I think it’s helpful to start by looking at others in the Bible who sat at a similar point in history. Take, for example, the Sons of the Prophets in 2 Kings. Elijah functioned as a solo prophet who despaired of there even being anyone else who followed Yahweh in Israel—though he was wrong (1 Kings 19). Elisha, by contrast, worked with and lived with a community of lesser prophets called the Sons of the Prophets (they first pop up in 1 Kings 20, seemingly sprouting from the ground).
Which, by the by, follows the Biblical typological pattern of the lone man followed by the man and his ‘bride’ that we see repeated time and time again. It is, in its final form, John the Baptist followed by Jesus.

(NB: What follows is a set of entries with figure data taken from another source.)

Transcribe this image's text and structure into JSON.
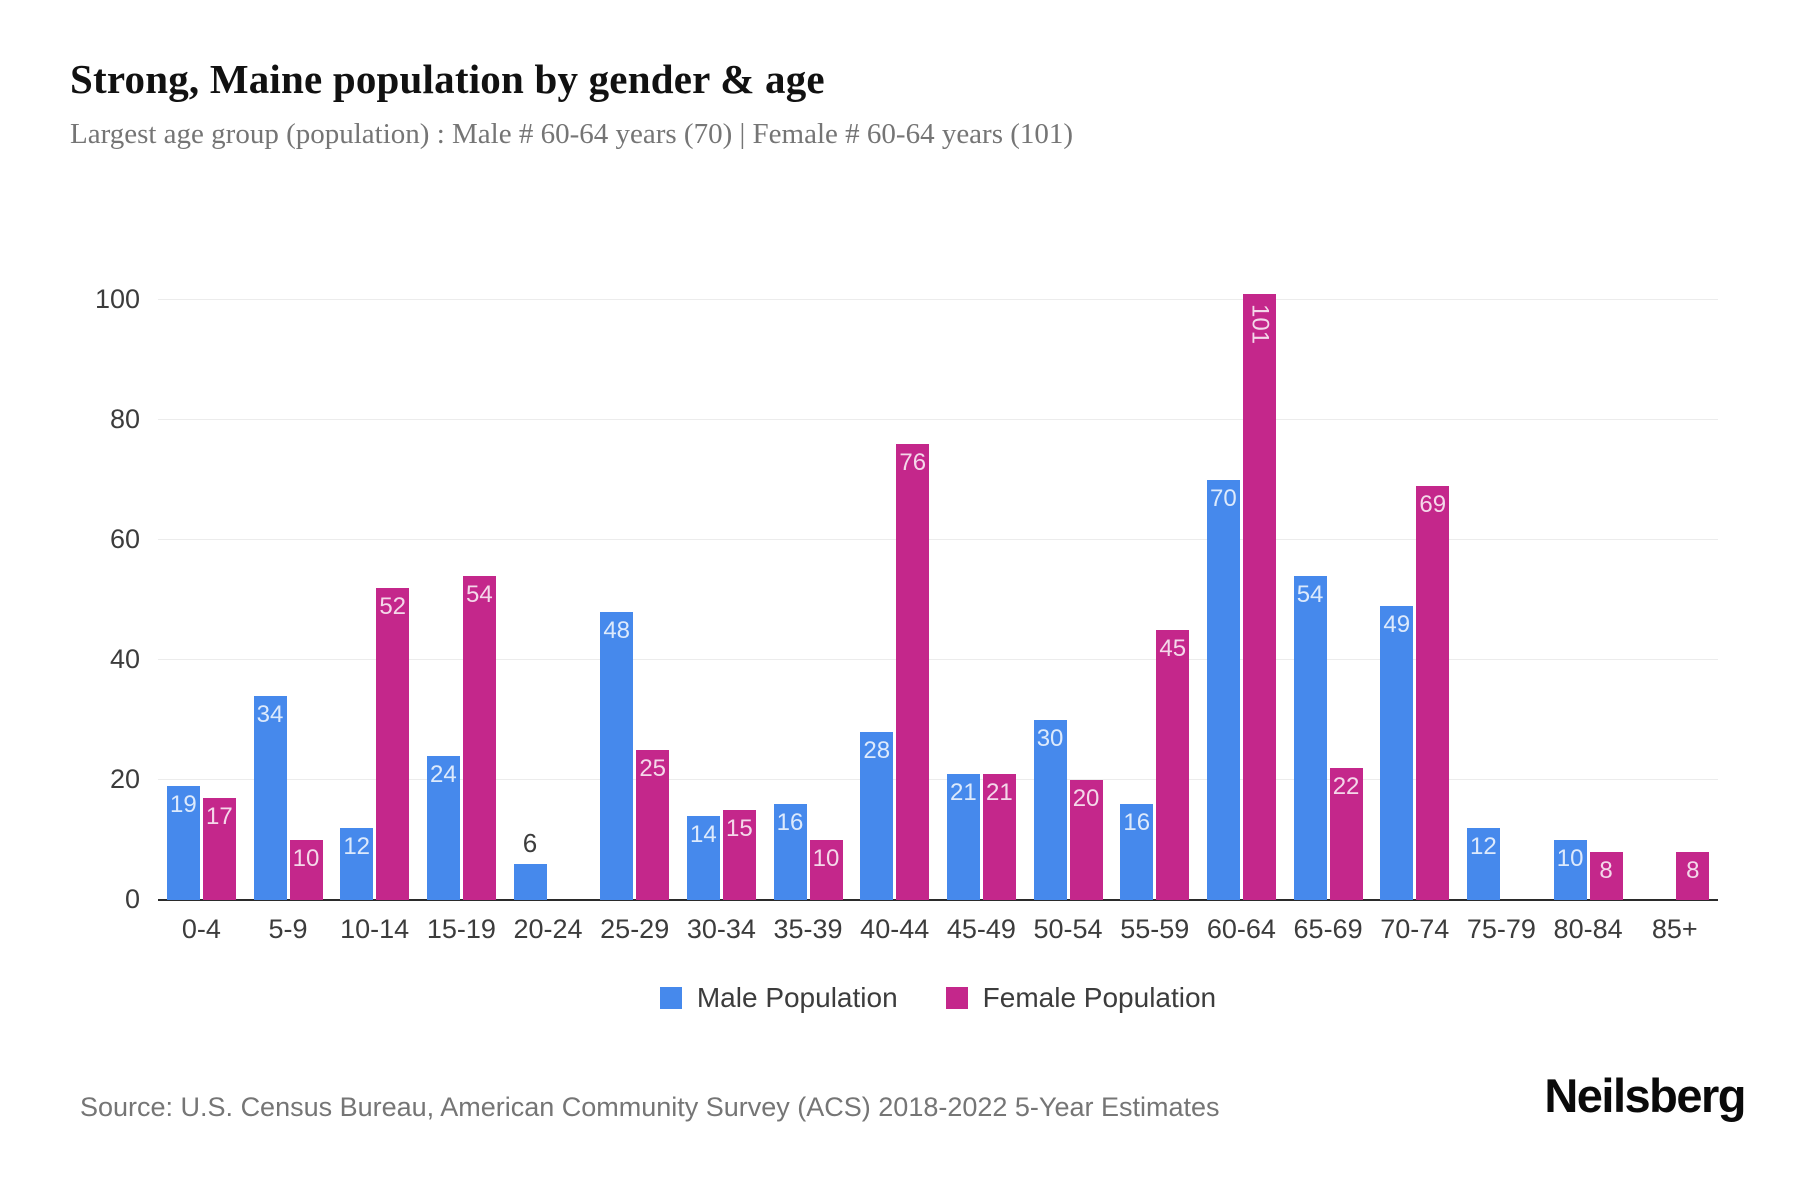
{
  "header": {
    "title": "Strong, Maine population by gender & age",
    "subtitle": "Largest age group (population) : Male # 60-64 years (70) | Female # 60-64 years (101)"
  },
  "chart_data": {
    "type": "bar",
    "title": "Strong, Maine population by gender & age",
    "categories": [
      "0-4",
      "5-9",
      "10-14",
      "15-19",
      "20-24",
      "25-29",
      "30-34",
      "35-39",
      "40-44",
      "45-49",
      "50-54",
      "55-59",
      "60-64",
      "65-69",
      "70-74",
      "75-79",
      "80-84",
      "85+"
    ],
    "series": [
      {
        "name": "Male Population",
        "color": "#4689EC",
        "values": [
          19,
          34,
          12,
          24,
          6,
          48,
          14,
          16,
          28,
          21,
          30,
          16,
          70,
          54,
          49,
          12,
          10,
          null
        ]
      },
      {
        "name": "Female Population",
        "color": "#C4278B",
        "values": [
          17,
          10,
          52,
          54,
          null,
          25,
          15,
          10,
          76,
          21,
          20,
          45,
          101,
          22,
          69,
          null,
          8,
          8
        ]
      }
    ],
    "xlabel": "",
    "ylabel": "",
    "ylim": [
      0,
      100
    ],
    "yticks": [
      0,
      20,
      40,
      60,
      80,
      100
    ],
    "grid": true,
    "legend_position": "bottom",
    "bar_value_labels": true,
    "colors": {
      "grid": "#ececec",
      "axis_line": "#2b2b2b",
      "tick_text": "#3c3c3c",
      "label_inside": "rgba(255,255,255,0.82)",
      "label_outside": "#3c3c3c"
    }
  },
  "footer": {
    "source": "Source: U.S. Census Bureau, American Community Survey (ACS) 2018-2022 5-Year Estimates",
    "brand": "Neilsberg"
  }
}
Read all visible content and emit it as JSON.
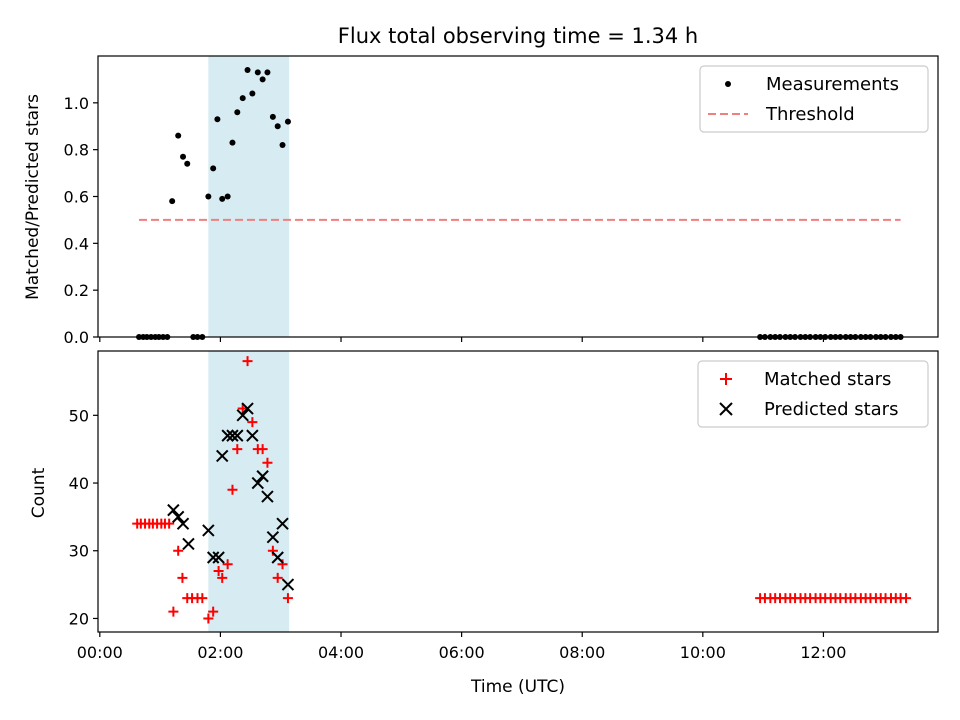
{
  "chart_data": [
    {
      "type": "scatter",
      "title": "Flux total observing time = 1.34 h",
      "ylabel": "Matched/Predicted stars",
      "xlim_hours": [
        -0.03,
        13.9
      ],
      "ylim": [
        0,
        1.2
      ],
      "yticks": [
        "0.0",
        "0.2",
        "0.4",
        "0.6",
        "0.8",
        "1.0"
      ],
      "grid": false,
      "legend": "top-right",
      "shaded_span_hours": [
        1.8,
        3.14
      ],
      "shade_color": "#add8e6",
      "series": [
        {
          "name": "Measurements",
          "marker": "dot",
          "color": "#000000",
          "x_hours": [
            0.65,
            0.72,
            0.78,
            0.85,
            0.92,
            0.98,
            1.05,
            1.12,
            1.55,
            1.62,
            1.7,
            1.2,
            1.3,
            1.38,
            1.45,
            1.8,
            1.88,
            1.95,
            2.03,
            2.12,
            2.2,
            2.28,
            2.37,
            2.45,
            2.53,
            2.62,
            2.7,
            2.78,
            2.87,
            2.95,
            3.03,
            3.12,
            10.95,
            11.03,
            11.12,
            11.2,
            11.28,
            11.37,
            11.45,
            11.53,
            11.62,
            11.7,
            11.78,
            11.87,
            11.95,
            12.03,
            12.12,
            12.2,
            12.28,
            12.37,
            12.45,
            12.53,
            12.62,
            12.7,
            12.78,
            12.87,
            12.95,
            13.03,
            13.12,
            13.2,
            13.28
          ],
          "y": [
            0,
            0,
            0,
            0,
            0,
            0,
            0,
            0,
            0,
            0,
            0,
            0.58,
            0.86,
            0.77,
            0.74,
            0.6,
            0.72,
            0.93,
            0.59,
            0.6,
            0.83,
            0.96,
            1.02,
            1.14,
            1.04,
            1.13,
            1.1,
            1.13,
            0.94,
            0.9,
            0.82,
            0.92,
            0,
            0,
            0,
            0,
            0,
            0,
            0,
            0,
            0,
            0,
            0,
            0,
            0,
            0,
            0,
            0,
            0,
            0,
            0,
            0,
            0,
            0,
            0,
            0,
            0,
            0,
            0,
            0,
            0
          ]
        },
        {
          "name": "Threshold",
          "style": "dashed",
          "color": "#f08080",
          "x_hours": [
            0.65,
            13.28
          ],
          "y": [
            0.5,
            0.5
          ]
        }
      ]
    },
    {
      "type": "scatter",
      "xlabel": "Time (UTC)",
      "ylabel": "Count",
      "xlim_hours": [
        -0.03,
        13.9
      ],
      "ylim": [
        18,
        59.5
      ],
      "yticks": [
        "20",
        "30",
        "40",
        "50"
      ],
      "xticks": [
        "00:00",
        "02:00",
        "04:00",
        "06:00",
        "08:00",
        "10:00",
        "12:00"
      ],
      "grid": false,
      "legend": "top-right",
      "shaded_span_hours": [
        1.8,
        3.14
      ],
      "shade_color": "#add8e6",
      "series": [
        {
          "name": "Matched stars",
          "marker": "plus",
          "color": "#ff0000",
          "x_hours": [
            0.62,
            0.68,
            0.75,
            0.82,
            0.88,
            0.95,
            1.02,
            1.08,
            1.15,
            1.22,
            1.3,
            1.37,
            1.45,
            1.53,
            1.62,
            1.7,
            1.8,
            1.88,
            1.97,
            2.03,
            2.12,
            2.2,
            2.28,
            2.37,
            2.45,
            2.53,
            2.62,
            2.7,
            2.78,
            2.87,
            2.95,
            3.03,
            3.12,
            10.95,
            11.03,
            11.12,
            11.2,
            11.28,
            11.37,
            11.45,
            11.53,
            11.62,
            11.7,
            11.78,
            11.87,
            11.95,
            12.03,
            12.12,
            12.2,
            12.28,
            12.37,
            12.45,
            12.53,
            12.62,
            12.7,
            12.78,
            12.87,
            12.95,
            13.03,
            13.12,
            13.2,
            13.28,
            13.37
          ],
          "y": [
            34,
            34,
            34,
            34,
            34,
            34,
            34,
            34,
            34,
            21,
            30,
            26,
            23,
            23,
            23,
            23,
            20,
            21,
            27,
            26,
            28,
            39,
            45,
            51,
            58,
            49,
            45,
            45,
            43,
            30,
            26,
            28,
            23,
            23,
            23,
            23,
            23,
            23,
            23,
            23,
            23,
            23,
            23,
            23,
            23,
            23,
            23,
            23,
            23,
            23,
            23,
            23,
            23,
            23,
            23,
            23,
            23,
            23,
            23,
            23,
            23,
            23,
            23
          ]
        },
        {
          "name": "Predicted stars",
          "marker": "x",
          "color": "#000000",
          "x_hours": [
            1.22,
            1.3,
            1.38,
            1.47,
            1.8,
            1.88,
            1.97,
            2.03,
            2.12,
            2.2,
            2.28,
            2.37,
            2.45,
            2.53,
            2.62,
            2.7,
            2.78,
            2.87,
            2.95,
            3.03,
            3.12
          ],
          "y": [
            36,
            35,
            34,
            31,
            33,
            29,
            29,
            44,
            47,
            47,
            47,
            50,
            51,
            47,
            40,
            41,
            38,
            32,
            29,
            34,
            25
          ]
        }
      ]
    }
  ]
}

The Sons of the Prophets were a reform movement from within Israel. They had no real cultural power, for all Elisha occasionally spoke with the king in a much less combative role than Elijah had, he also seems much less interested in the monarchy than Elijah was. Which is another of the Bible’s grand patterns, from priest (servant) to king (ruler) to prophet (member of the divine council). Why would you be interested in kings when there are prophets to speak with?
They remain a faithful community within Israel, without leaving it. A faithful community that has clear borders but still lives in and among the rest of the culture. Which sounds remarkably like that old cliché, “in the world but not of the world.”
They seem to be semi-monastic, with their own place to live (2 Kings 6), but that also receives others into the community at need. They seem to disappear from the narrative when Elisha does, which is simply because the focus of the storytelling moves elsewhere, and we are left to ponder what their impact on the grand sweep of history was. It may well have been minimal.
“What a terrible model for us!” I hear you cry! Or not, as the case may be. I’m certain that the impact they had in continuing the faith of Yahweh in the land and on the people that they helped was significant.